Table 10: Genetic variants in coPKD2iPSC clone 11
Figure 38 Single nucleotide variants (SNV) verified by Sanger sequencing in coPKD2iPSC clone 11. RUSC: G>T, APOA5: G>A and TACR2, A>G (complementary reverse sequence is displayed in chromatogram, T>C).
93
VIII Discussion
During the present thesis we have generated hiPSCs from PKD patients, with high efficacy and on a safe manner, which recapitulated the PKD phenotype once differentiated into the erythroid lineage. Moreover, we have accomplished their gene correction through a Knock-In approach in PKLR locus that restored the PKD phenotype and analyzed the genome alterations using state of the art techniques for genome sequence analysis.
1 Cell Reprogramming
The idea of generating an unlimited source of cells with the ability to differentiate into any cell from an adult somatic tissue is presented as a very promising approach for regenerative medicine (Robinton and Daley 2012, Cherry and Daley 2013, Svendsen 2013).

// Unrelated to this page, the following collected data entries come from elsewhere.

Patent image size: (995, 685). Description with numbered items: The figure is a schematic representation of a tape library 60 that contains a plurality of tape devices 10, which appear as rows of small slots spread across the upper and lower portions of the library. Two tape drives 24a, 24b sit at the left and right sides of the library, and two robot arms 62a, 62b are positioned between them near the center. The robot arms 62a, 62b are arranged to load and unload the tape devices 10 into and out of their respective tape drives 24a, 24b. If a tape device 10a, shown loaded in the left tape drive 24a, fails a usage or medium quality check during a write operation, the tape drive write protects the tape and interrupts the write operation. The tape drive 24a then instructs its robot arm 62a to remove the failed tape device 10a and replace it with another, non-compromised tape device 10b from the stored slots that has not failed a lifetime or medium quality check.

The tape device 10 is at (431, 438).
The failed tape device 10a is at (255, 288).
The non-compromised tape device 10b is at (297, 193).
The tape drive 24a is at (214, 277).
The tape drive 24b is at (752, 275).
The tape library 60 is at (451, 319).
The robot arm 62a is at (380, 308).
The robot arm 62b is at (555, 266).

The establishment of the conditions for the generation of hiPSC, by means of reprogramming, has opened a big window in this new field. Consequently, this discovery was awarded with the 2012 Nobel Prize for Physiology or Medicine to two researchers that were crucial for the development of this technology; Shynya Yamanaka (Takahashi and Yamanaka 2006) and John Gurdon (Gurdon 2006). The two main applications of reprogrammed cells are the already under development use for disease modeling and drug discovery (Egawa, Kitaoka et al. 2012) and as autologous cell source for regenerative medicine, which will probably be demonstrated in a near future.